In this study, we demonstrated 90% compliance with implementation of a standardized feeding protocol for MPT infants but did not find a decrease in the frequency of CVL placement. This was likely due to sustained perception from some members of the clinical team that smaller and younger preterm infants remain at increased risk for NEC and may benefit from slower feeding advancements. However, this concern and subsequent non-compliance was inconsistent, as there was overlap in the gestational age and birth weight ranges of infants in each protocol group.

Jasani and Patole previously performed a systematic review that examined the implementation of a standardized feeding regimen for preterm infants. While the fifteen studies were all observational, their meta-analysis of 18,160 infants found that a standardized feeding regimen was associated with a pooled relative risk for NEC of 0.22.3 Five of the fifteen studies included preterm infants up to 2000 or 2500 grams, though they were older (1978 to 2006) and did not separate VLBW from larger infants to provide stratified results.3, 9, 10, 11, 12, 13 Kamitsuka et al. did group the cases of NEC by gestational age (greater than or equal to 32 weeks vs. less than 30 weeks) but did not provide subgroup sizes.10 To our knowledge, our study is the first to evaluate the use of a standard feeding protocol exclusively in preterm infants who don’t fall under the higher risk VLBW categorization. We identified eight total cases of NEC in the MPT population in this three-year span (2.9%), consistent with the Neonatal Research Network.7 Although we observed that the incidence of NEC was unchanged after implementation, we suspect this was due to our low baseline rate. Importantly, standardized feeding advancements at 30 mL/kg/day was not associated with an increase in the incidence of NEC. This is consistent with a Cochrane systematic review and the SIFT trial, which both found no difference in incidence of NEC or death with faster (30–40 mL/kg/day) versus slower feeding advancements in VLBW and very preterm infants,14, 15 who potentially have decreased gut maturity and integrity compared to MPT infants. These data support exploring faster rates of standardized feeding advancement (>30 mL/kg/day) for moderate preterm infants to reduce dependency on vascular access.

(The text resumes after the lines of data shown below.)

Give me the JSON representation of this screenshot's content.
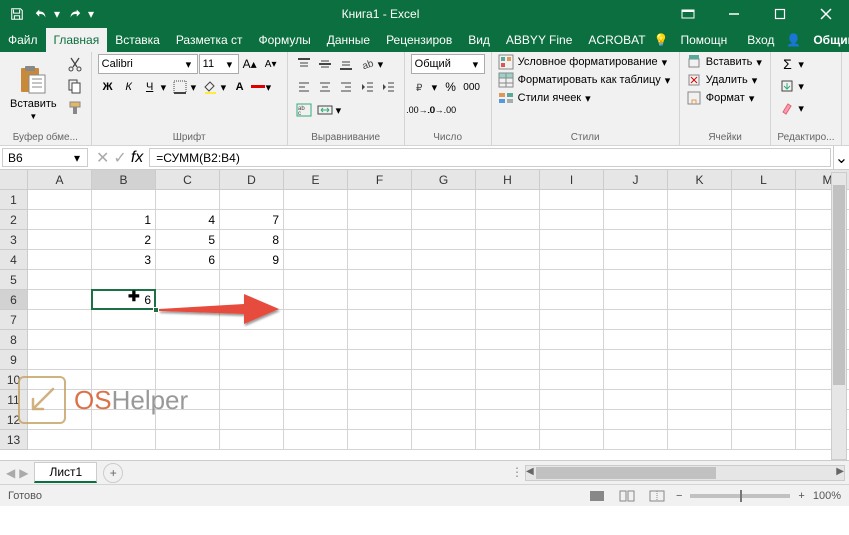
{
  "title": "Книга1 - Excel",
  "qat": {
    "save": "save",
    "undo": "undo",
    "redo": "redo"
  },
  "win": {
    "ribbonOpts": "ribbon-options",
    "min": "minimize",
    "max": "maximize",
    "close": "close"
  },
  "tabs": {
    "file": "Файл",
    "home": "Главная",
    "insert": "Вставка",
    "layout": "Разметка ст",
    "formulas": "Формулы",
    "data": "Данные",
    "review": "Рецензиров",
    "view": "Вид",
    "abbyy": "ABBYY Fine",
    "acrobat": "ACROBAT",
    "help": "Помощн",
    "signin": "Вход",
    "share": "Общий доступ"
  },
  "ribbon": {
    "clipboard": {
      "label": "Буфер обме...",
      "paste": "Вставить"
    },
    "font": {
      "label": "Шрифт",
      "name": "Calibri",
      "size": "11",
      "bold": "Ж",
      "italic": "К",
      "underline": "Ч"
    },
    "alignment": {
      "label": "Выравнивание"
    },
    "number": {
      "label": "Число",
      "format": "Общий"
    },
    "styles": {
      "label": "Стили",
      "cond": "Условное форматирование",
      "table": "Форматировать как таблицу",
      "cell": "Стили ячеек"
    },
    "cells": {
      "label": "Ячейки",
      "insert": "Вставить",
      "delete": "Удалить",
      "format": "Формат"
    },
    "editing": {
      "label": "Редактиро..."
    }
  },
  "namebox": "B6",
  "formula": "=СУММ(B2:B4)",
  "columns": [
    "A",
    "B",
    "C",
    "D",
    "E",
    "F",
    "G",
    "H",
    "I",
    "J",
    "K",
    "L",
    "M"
  ],
  "rows": [
    "1",
    "2",
    "3",
    "4",
    "5",
    "6",
    "7",
    "8",
    "9",
    "10",
    "11",
    "12",
    "13"
  ],
  "cells": {
    "B2": "1",
    "C2": "4",
    "D2": "7",
    "B3": "2",
    "C3": "5",
    "D3": "8",
    "B4": "3",
    "C4": "6",
    "D4": "9",
    "B6": "6"
  },
  "selected": {
    "col": 1,
    "row": 5
  },
  "sheet": {
    "name": "Лист1"
  },
  "status": {
    "ready": "Готово",
    "zoom": "100%"
  },
  "oshelper": {
    "os": "OS",
    "helper": "Helper"
  }
}
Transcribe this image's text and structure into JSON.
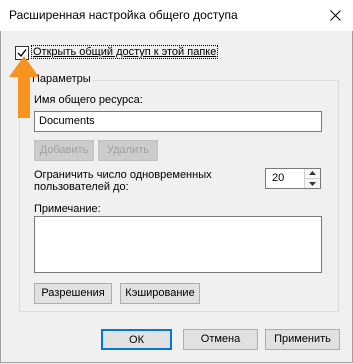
{
  "window": {
    "title": "Расширенная настройка общего доступа",
    "close_icon": "close-icon"
  },
  "share_checkbox": {
    "label": "Открыть общий доступ к этой папке",
    "checked": true
  },
  "params_group": {
    "label": "Параметры",
    "share_name_label": "Имя общего ресурса:",
    "share_name_value": "Documents",
    "add_label": "Добавить",
    "remove_label": "Удалить",
    "limit_label_line1": "Ограничить число одновременных",
    "limit_label_line2": "пользователей до:",
    "limit_value": "20",
    "note_label": "Примечание:",
    "note_value": "",
    "permissions_label": "Разрешения",
    "caching_label": "Кэширование"
  },
  "footer": {
    "ok_label": "ОК",
    "cancel_label": "Отмена",
    "apply_label": "Применить"
  },
  "annotation": {
    "arrow_color": "#f7931e",
    "icon": "up-arrow-icon"
  }
}
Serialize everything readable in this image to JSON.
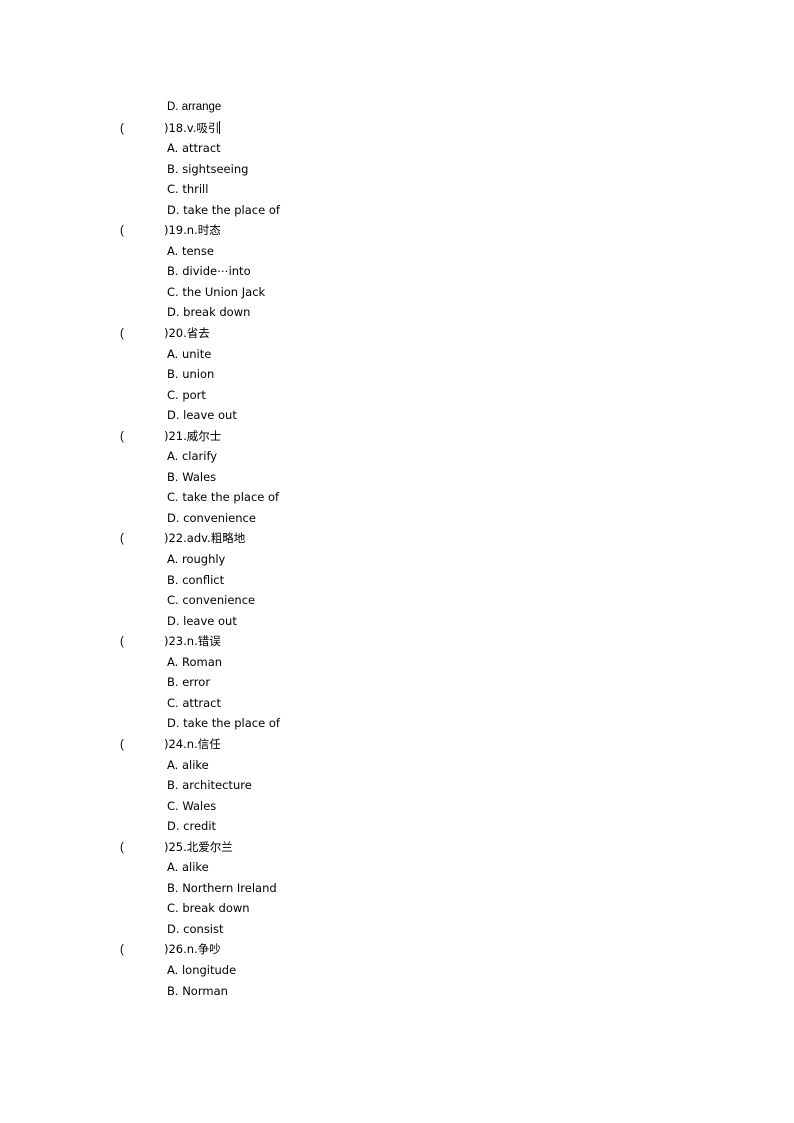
{
  "document": {
    "page_background": "#ffffff",
    "text_color": "#000000",
    "orphan_option_top": "D. arrange",
    "caret_after_question": "18"
  },
  "questions": [
    {
      "number": "18",
      "prompt": "(        )18.v.吸引",
      "paren_open": "(",
      "stem": ")18.v.吸引",
      "options": [
        "A. attract",
        "B. sightseeing",
        "C. thrill",
        "D. take the place of"
      ]
    },
    {
      "number": "19",
      "prompt": "(        )19.n.时态",
      "paren_open": "(",
      "stem": ")19.n.时态",
      "options": [
        "A. tense",
        "B. divide⋯into",
        "C. the Union Jack",
        "D. break down"
      ]
    },
    {
      "number": "20",
      "prompt": "(        )20.省去",
      "paren_open": "(",
      "stem": ")20.省去",
      "options": [
        "A. unite",
        "B. union",
        "C. port",
        "D. leave out"
      ]
    },
    {
      "number": "21",
      "prompt": "(        )21.威尔士",
      "paren_open": "(",
      "stem": ")21.威尔士",
      "options": [
        "A. clarify",
        "B. Wales",
        "C. take the place of",
        "D. convenience"
      ]
    },
    {
      "number": "22",
      "prompt": "(        )22.adv.粗略地",
      "paren_open": "(",
      "stem": ")22.adv.粗略地",
      "options": [
        "A. roughly",
        "B. conflict",
        "C. convenience",
        "D. leave out"
      ]
    },
    {
      "number": "23",
      "prompt": "(        )23.n.错误",
      "paren_open": "(",
      "stem": ")23.n.错误",
      "options": [
        "A. Roman",
        "B. error",
        "C. attract",
        "D. take the place of"
      ]
    },
    {
      "number": "24",
      "prompt": "(        )24.n.信任",
      "paren_open": "(",
      "stem": ")24.n.信任",
      "options": [
        "A. alike",
        "B. architecture",
        "C. Wales",
        "D. credit"
      ]
    },
    {
      "number": "25",
      "prompt": "(        )25.北爱尔兰",
      "paren_open": "(",
      "stem": ")25.北爱尔兰",
      "options": [
        "A. alike",
        "B. Northern Ireland",
        "C. break down",
        "D. consist"
      ]
    },
    {
      "number": "26",
      "prompt": "(        )26.n.争吵",
      "paren_open": "(",
      "stem": ")26.n.争吵",
      "options": [
        "A. longitude",
        "B. Norman"
      ]
    }
  ]
}
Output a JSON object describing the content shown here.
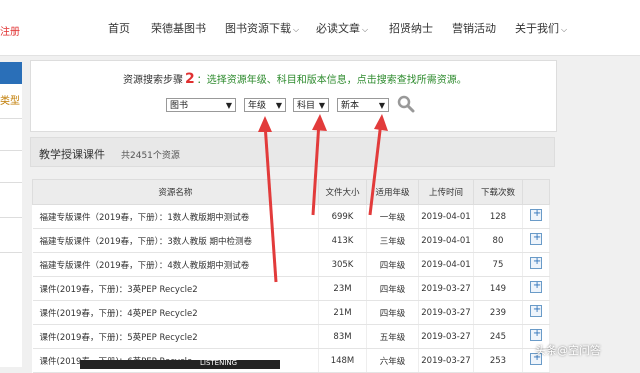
{
  "header": {
    "brand_fragment": "注册",
    "nav": [
      {
        "label": "首页",
        "dropdown": false
      },
      {
        "label": "荣德基图书",
        "dropdown": false
      },
      {
        "label": "图书资源下载",
        "dropdown": true
      },
      {
        "label": "必读文章",
        "dropdown": true
      },
      {
        "label": "招贤纳士",
        "dropdown": false
      },
      {
        "label": "营销活动",
        "dropdown": false
      },
      {
        "label": "关于我们",
        "dropdown": true
      }
    ]
  },
  "sidebar": {
    "fragment_text": "类型"
  },
  "search": {
    "step_prefix": "资源搜索步骤",
    "step_number": "2",
    "step_instruction": "：选择资源年级、科目和版本信息，点击搜索查找所需资源。",
    "selects": {
      "type": "图书",
      "grade": "年级",
      "subject": "科目",
      "version": "新本"
    }
  },
  "results": {
    "title": "教学授课课件",
    "count": "共2451个资源",
    "columns": [
      "资源名称",
      "文件大小",
      "适用年级",
      "上传时间",
      "下载次数"
    ],
    "rows": [
      {
        "name": "福建专版课件（2019春，下册）：1数人教版期中测试卷",
        "size": "699K",
        "grade": "一年级",
        "date": "2019-04-01",
        "downloads": "128"
      },
      {
        "name": "福建专版课件（2019春，下册）：3数人教版 期中检测卷",
        "size": "413K",
        "grade": "三年级",
        "date": "2019-04-01",
        "downloads": "80"
      },
      {
        "name": "福建专版课件（2019春，下册）：4数人教版期中测试卷",
        "size": "305K",
        "grade": "四年级",
        "date": "2019-04-01",
        "downloads": "75"
      },
      {
        "name": "课件(2019春，下册)：3英PEP Recycle2",
        "size": "23M",
        "grade": "四年级",
        "date": "2019-03-27",
        "downloads": "149"
      },
      {
        "name": "课件(2019春，下册)：4英PEP Recycle2",
        "size": "21M",
        "grade": "四年级",
        "date": "2019-03-27",
        "downloads": "239"
      },
      {
        "name": "课件(2019春，下册)：5英PEP Recycle2",
        "size": "83M",
        "grade": "五年级",
        "date": "2019-03-27",
        "downloads": "245"
      },
      {
        "name": "课件(2019春，下册)：6英PEP Recycle",
        "size": "148M",
        "grade": "六年级",
        "date": "2019-03-27",
        "downloads": "253"
      }
    ]
  },
  "overlay": {
    "listening": "LISTENING",
    "watermark": "头条@空问答"
  },
  "colors": {
    "accent_red": "#e03030",
    "instruction_green": "#2e8b2e",
    "sidebar_blue": "#2a6fb8",
    "arrow_red": "#e23b3b"
  }
}
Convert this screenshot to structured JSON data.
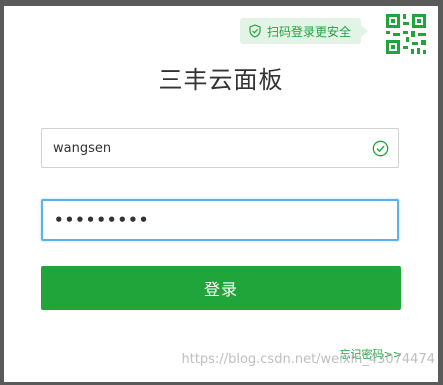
{
  "scan_tip": {
    "text": "扫码登录更安全",
    "icon": "shield-check-icon"
  },
  "qr_toggle": {
    "icon": "qr-code-icon"
  },
  "title": "三丰云面板",
  "username": {
    "value": "wangsen",
    "status_icon": "check-circle-icon"
  },
  "password": {
    "value": "abcdefghi"
  },
  "login_button": {
    "label": "登录"
  },
  "forgot_link": {
    "label": "忘记密码>>"
  },
  "watermark": "https://blog.csdn.net/weixin_43074474",
  "colors": {
    "accent": "#20a53a",
    "focus_border": "#5ab2ef",
    "tip_background": "#e3f4e7"
  }
}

Furthermore, the limited number of studies on feeding protocol implementation that included larger infants all reported some degree of formula use. Brown and Sweet’s study in 1978 described a regimen that used strictly water and formula with no mention of human milk.9 Kamitsuka et al. and Street et al. both reported a mixture of formula and MBM, with no indication of DBM.10, 11 These studies predated the growing availability of DBM as supplementation to MBM.21 This is an important consideration as human milk is associated with both improved feeding tolerance and a decreased incidence of NEC.32, 33 Feeding tolerance is likely impacted by certain human milk components that enhance maturation of the gastrointestinal tract and improve gut motility, and though pasteurization may alter bioactivity levels, some growth factors and signaling molecules remain intact and unaffected by processing.34, 35, 36 Additionally, whey proteins, which are easier to digest than casein, are found in higher proportion in human milk compared to formula.37 Proteins specific to human milk may also have innately different digestibility and absorption in infants compared to bovine proteins.38 Many of these benefits of unpasteurized human milk have been extrapolated to DBM, and its use has expanded beyond the VLBW population without much published data on outcomes for these larger and higher gestational age infants.16, 20 In our case, the expanded eligibility criteria for DBM was well-accepted by the unit, and overall we encountered minimal barriers and no adverse events. In utilizing days to FEV as proxy for feeding tolerance, we showed no difference between cohort eras but did find a narrower range and interquartile range after implementation.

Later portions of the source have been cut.